Tokens issued before a restart fail validation afterwards. Expected. Signing and encryption keys are ephemeral. Configure the IIS app pool to suspend rather than terminate on idle, and to recycle on a predictable schedule.
Issuer in tokens doesn't match the URL clients use.
Either set IdentityServer:ServerUri to the canonical public URL explicitly, or — if behind a reverse proxy — set IdentityServer:UseForwardedHeaders to true and ensure the proxy is sending X-Forwarded-Proto and X-Forwarded-Host.
Authorization request rejected with invalid_client.
Either the client_id is not in IdentityServer:Clients, or the redirect_uri host is not in IdentityServer:Hosts. The application log records which check failed and the offending value.

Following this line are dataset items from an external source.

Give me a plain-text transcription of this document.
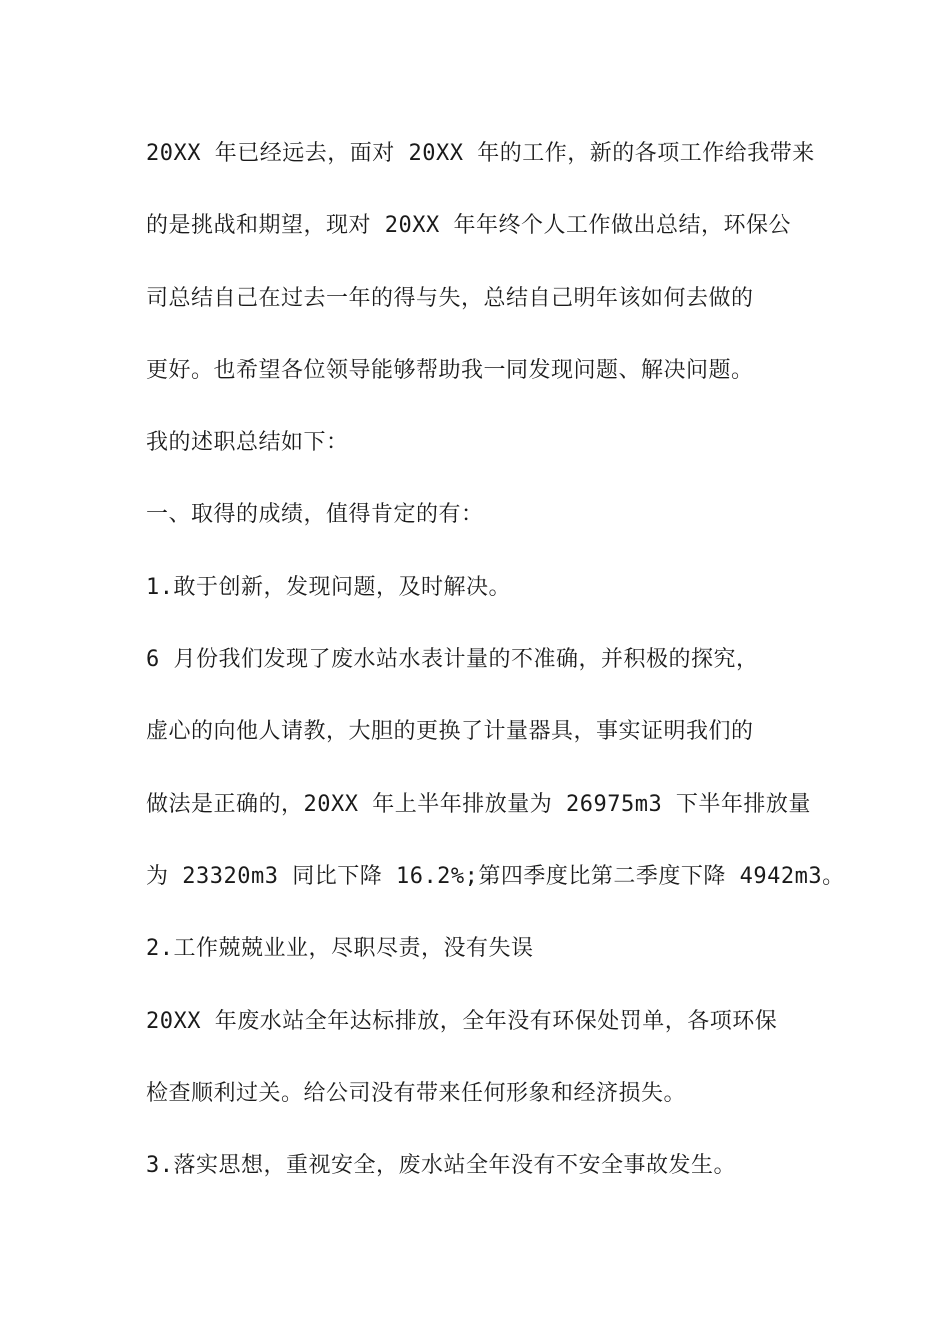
20XX 年已经远去，面对 20XX 年的工作，新的各项工作给我带来
的是挑战和期望，现对 20XX 年年终个人工作做出总结，环保公
司总结自己在过去一年的得与失，总结自己明年该如何去做的
更好。也希望各位领导能够帮助我一同发现问题、解决问题。
我的述职总结如下：
一、取得的成绩，值得肯定的有：
1.敢于创新，发现问题，及时解决。
6 月份我们发现了废水站水表计量的不准确，并积极的探究，
虚心的向他人请教，大胆的更换了计量器具，事实证明我们的
做法是正确的，20XX 年上半年排放量为 26975m3 下半年排放量
为 23320m3 同比下降 16.2%;第四季度比第二季度下降 4942m3。
2.工作兢兢业业，尽职尽责，没有失误
20XX 年废水站全年达标排放，全年没有环保处罚单，各项环保
检查顺利过关。给公司没有带来任何形象和经济损失。
3.落实思想，重视安全，废水站全年没有不安全事故发生。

Expected role claims are missing.
Verify the user is on a domain-joined machine (local accounts do not get role claims) and that the group names match the regex patterns in IdentityServer:Groups. Remember the patterns are regex — plain strings like "MyServer Admins" will match, but a pattern like "MyServer *" does not mean glob-style wildcard; it means the literal letter r zero or more times. Use "MyServer .*" for "starts with 'MyServer '".